En l'espace de deux jours, fin juin 2026, la NASA a publié successivement deux documents de sollicitation industrielle sous son programme NextSTEP-3 — pour Next Space Technologies for Exploration Partnerships. Ces deux annexes, complémentaires dans leur portée, tracent ensemble la feuille de route technologique que l'agence entend suivre pour établir une présence humaine durable à la surface de la Lune. Un signal fort, adressé autant à l'industrie qu'aux partenaires internationaux.

Combler les manques technologiques avant d'y mettre les pieds

L'Annexe A, publiée sous forme de projet le 29 juin 2026, cible le renforcement des technologies dites « habilitantes » pour l'architecture lunaire et cisluaire. Concrètement, la NASA y recense plusieurs domaines où des progrès restent indispensables avant tout déploiement opérationnel.

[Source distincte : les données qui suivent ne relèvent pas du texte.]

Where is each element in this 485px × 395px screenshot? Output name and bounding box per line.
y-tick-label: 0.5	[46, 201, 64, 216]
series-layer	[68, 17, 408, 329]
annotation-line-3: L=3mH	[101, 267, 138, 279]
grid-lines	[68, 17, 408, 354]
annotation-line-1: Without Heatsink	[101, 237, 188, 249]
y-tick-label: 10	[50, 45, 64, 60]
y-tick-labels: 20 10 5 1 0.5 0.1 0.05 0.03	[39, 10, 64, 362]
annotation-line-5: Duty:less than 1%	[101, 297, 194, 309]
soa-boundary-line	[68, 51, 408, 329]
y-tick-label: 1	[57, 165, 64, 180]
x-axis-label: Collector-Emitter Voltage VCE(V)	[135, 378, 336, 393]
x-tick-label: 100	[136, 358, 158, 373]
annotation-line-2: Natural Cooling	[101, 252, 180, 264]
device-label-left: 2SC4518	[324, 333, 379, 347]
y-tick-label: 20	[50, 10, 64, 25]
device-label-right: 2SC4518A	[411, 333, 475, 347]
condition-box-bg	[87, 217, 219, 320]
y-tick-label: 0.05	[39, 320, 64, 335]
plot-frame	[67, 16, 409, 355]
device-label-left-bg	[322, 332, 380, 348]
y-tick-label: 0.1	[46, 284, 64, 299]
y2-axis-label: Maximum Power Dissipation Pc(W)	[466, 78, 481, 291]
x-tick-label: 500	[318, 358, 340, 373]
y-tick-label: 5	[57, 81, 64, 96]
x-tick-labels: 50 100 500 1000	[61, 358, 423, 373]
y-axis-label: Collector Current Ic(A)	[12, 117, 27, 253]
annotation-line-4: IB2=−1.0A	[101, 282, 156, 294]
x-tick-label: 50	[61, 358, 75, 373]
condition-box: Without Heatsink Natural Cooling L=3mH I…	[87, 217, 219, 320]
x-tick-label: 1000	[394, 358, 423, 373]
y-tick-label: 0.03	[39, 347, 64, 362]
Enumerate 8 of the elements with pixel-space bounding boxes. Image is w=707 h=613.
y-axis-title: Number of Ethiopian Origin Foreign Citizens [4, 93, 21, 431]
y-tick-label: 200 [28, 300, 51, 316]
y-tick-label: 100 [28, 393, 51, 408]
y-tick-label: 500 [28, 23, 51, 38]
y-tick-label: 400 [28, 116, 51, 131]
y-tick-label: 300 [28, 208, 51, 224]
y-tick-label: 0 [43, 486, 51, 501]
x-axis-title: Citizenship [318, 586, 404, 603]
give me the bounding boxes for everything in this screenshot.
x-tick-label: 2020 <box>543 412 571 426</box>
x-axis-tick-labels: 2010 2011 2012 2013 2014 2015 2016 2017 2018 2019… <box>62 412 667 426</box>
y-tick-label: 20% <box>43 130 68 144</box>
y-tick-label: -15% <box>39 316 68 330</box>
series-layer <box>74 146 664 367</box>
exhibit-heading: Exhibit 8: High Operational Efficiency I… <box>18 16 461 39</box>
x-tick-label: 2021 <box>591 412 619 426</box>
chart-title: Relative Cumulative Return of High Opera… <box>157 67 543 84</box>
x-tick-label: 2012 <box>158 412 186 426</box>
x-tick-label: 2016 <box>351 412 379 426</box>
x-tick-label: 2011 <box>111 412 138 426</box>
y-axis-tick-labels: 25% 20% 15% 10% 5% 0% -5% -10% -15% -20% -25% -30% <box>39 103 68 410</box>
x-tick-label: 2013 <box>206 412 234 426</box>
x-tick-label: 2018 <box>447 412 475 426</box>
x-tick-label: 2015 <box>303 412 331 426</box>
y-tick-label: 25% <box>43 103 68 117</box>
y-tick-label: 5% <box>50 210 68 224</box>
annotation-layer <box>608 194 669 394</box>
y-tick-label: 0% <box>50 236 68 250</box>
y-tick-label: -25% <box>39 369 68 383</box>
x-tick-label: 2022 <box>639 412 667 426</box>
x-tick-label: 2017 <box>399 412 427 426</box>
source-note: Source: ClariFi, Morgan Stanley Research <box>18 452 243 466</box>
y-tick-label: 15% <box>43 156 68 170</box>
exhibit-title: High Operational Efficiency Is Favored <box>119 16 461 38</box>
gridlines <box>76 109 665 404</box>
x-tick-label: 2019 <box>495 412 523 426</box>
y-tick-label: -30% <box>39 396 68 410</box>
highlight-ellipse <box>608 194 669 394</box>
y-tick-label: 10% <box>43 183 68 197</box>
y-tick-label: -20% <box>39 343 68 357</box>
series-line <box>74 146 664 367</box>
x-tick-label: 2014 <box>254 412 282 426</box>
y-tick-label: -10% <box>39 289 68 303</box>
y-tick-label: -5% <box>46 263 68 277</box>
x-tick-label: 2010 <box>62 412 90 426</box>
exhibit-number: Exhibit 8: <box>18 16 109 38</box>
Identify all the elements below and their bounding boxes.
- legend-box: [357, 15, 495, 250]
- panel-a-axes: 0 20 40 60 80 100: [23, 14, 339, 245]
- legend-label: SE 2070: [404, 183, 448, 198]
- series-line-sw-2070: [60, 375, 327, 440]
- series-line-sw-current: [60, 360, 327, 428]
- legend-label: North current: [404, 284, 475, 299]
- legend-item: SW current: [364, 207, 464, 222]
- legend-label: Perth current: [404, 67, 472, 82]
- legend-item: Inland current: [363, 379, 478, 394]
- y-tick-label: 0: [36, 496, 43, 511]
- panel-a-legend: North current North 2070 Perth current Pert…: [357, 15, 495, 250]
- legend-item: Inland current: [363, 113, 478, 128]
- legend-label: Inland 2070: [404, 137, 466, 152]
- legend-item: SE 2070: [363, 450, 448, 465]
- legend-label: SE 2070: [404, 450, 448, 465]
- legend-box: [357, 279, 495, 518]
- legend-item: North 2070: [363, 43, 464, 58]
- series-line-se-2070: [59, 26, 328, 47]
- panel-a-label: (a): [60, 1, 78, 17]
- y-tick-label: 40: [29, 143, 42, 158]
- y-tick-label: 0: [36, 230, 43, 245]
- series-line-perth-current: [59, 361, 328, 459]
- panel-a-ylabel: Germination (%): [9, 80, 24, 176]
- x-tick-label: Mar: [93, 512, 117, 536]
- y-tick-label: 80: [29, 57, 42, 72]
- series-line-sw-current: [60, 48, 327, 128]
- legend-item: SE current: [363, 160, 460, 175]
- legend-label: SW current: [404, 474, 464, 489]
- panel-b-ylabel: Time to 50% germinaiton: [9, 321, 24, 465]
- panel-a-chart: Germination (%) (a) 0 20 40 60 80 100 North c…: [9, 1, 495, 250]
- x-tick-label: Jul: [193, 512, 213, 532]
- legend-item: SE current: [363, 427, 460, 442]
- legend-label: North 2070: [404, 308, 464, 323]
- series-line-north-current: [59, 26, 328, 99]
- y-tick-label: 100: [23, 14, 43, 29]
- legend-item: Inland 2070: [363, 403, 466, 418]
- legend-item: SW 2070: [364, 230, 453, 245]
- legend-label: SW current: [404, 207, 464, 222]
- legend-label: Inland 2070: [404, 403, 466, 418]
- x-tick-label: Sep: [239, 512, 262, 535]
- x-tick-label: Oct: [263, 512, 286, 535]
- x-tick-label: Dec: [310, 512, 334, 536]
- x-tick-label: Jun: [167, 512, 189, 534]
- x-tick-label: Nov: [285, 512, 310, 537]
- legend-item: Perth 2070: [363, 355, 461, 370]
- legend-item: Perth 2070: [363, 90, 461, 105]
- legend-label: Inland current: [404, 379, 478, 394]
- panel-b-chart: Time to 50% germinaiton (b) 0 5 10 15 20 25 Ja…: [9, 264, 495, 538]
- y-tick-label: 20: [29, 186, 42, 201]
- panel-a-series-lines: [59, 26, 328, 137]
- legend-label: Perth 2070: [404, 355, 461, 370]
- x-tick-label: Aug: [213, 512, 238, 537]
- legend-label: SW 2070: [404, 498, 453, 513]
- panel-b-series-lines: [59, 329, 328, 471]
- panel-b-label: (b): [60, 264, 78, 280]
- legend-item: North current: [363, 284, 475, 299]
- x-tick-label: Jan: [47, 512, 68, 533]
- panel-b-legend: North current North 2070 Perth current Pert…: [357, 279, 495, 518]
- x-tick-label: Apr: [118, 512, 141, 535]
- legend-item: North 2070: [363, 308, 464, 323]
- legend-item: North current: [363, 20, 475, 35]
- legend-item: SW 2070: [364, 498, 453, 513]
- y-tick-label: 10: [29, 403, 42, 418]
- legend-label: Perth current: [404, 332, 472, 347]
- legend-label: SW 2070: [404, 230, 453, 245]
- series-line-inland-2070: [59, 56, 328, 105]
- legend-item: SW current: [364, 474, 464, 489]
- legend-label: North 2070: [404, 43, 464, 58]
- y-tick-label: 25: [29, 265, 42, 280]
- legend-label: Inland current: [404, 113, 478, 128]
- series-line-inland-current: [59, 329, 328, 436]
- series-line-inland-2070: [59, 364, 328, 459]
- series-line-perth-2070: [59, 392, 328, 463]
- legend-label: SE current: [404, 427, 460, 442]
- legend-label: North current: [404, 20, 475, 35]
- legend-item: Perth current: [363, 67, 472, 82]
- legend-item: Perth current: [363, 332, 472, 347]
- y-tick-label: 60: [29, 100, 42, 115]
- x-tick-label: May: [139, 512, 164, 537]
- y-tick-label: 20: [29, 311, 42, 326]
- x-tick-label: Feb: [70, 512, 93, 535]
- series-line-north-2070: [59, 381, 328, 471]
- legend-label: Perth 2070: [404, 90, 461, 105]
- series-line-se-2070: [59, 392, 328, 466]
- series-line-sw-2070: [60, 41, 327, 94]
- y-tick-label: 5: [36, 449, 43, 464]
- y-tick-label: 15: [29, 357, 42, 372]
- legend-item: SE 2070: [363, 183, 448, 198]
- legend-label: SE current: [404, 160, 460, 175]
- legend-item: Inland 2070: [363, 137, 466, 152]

Parmi les priorités identifiées figurent les panneaux solaires à déploiement vertical — mieux adaptés aux conditions d'ensoleillement rasant des régions polaires lunaires —, les systèmes de production d'oxygène par valorisation des ressources locales (In-Situ Resource Utilization, ou ISRU), ainsi que les générateurs radioisotopiques à cycle Stirling, qui pourraient alimenter les équipements pendant les longues nuits lunaires. La fabrication en espace, également mentionnée, permettrait à terme de produire des composants directement en orbite ou sur la surface, réduisant la dépendance aux chaînes d'approvisionnement terrestres.

L'objectif affiché est de hausser le niveau de maturité technologique de ces systèmes — un critère mesuré selon l'échelle TRL (Technology Readiness Level) — pour qu'ils soient intégrables dans des missions réelles dans les années à venir.

Démontrer la base lunaire : du concept à l'épreuve réelle

Publiée le 30 juin 2026, l'Annexe B élargit la perspective. Sous l'intitulé Moon Base Demonstrations, elle invite l'industrie à proposer des démonstrations concrètes, des activités de réduction des risques et des sujets d'études spécifiques, tous orientés vers la création d'une infrastructure habitée permanente sur la Lune.

La formulation retenue par la NASA est délibérément ouverte : l'agence cherche des idées innovantes, sans présupposer d'une architecture particulière. Cette approche, typique des annonces de type BAA (Broad Agency Announcement), laisse une latitude importante aux entreprises pour proposer des concepts différenciants — qu'il s'agisse de systèmes d'habitat, de gestion de l'énergie, de mobilité de surface ou de communications.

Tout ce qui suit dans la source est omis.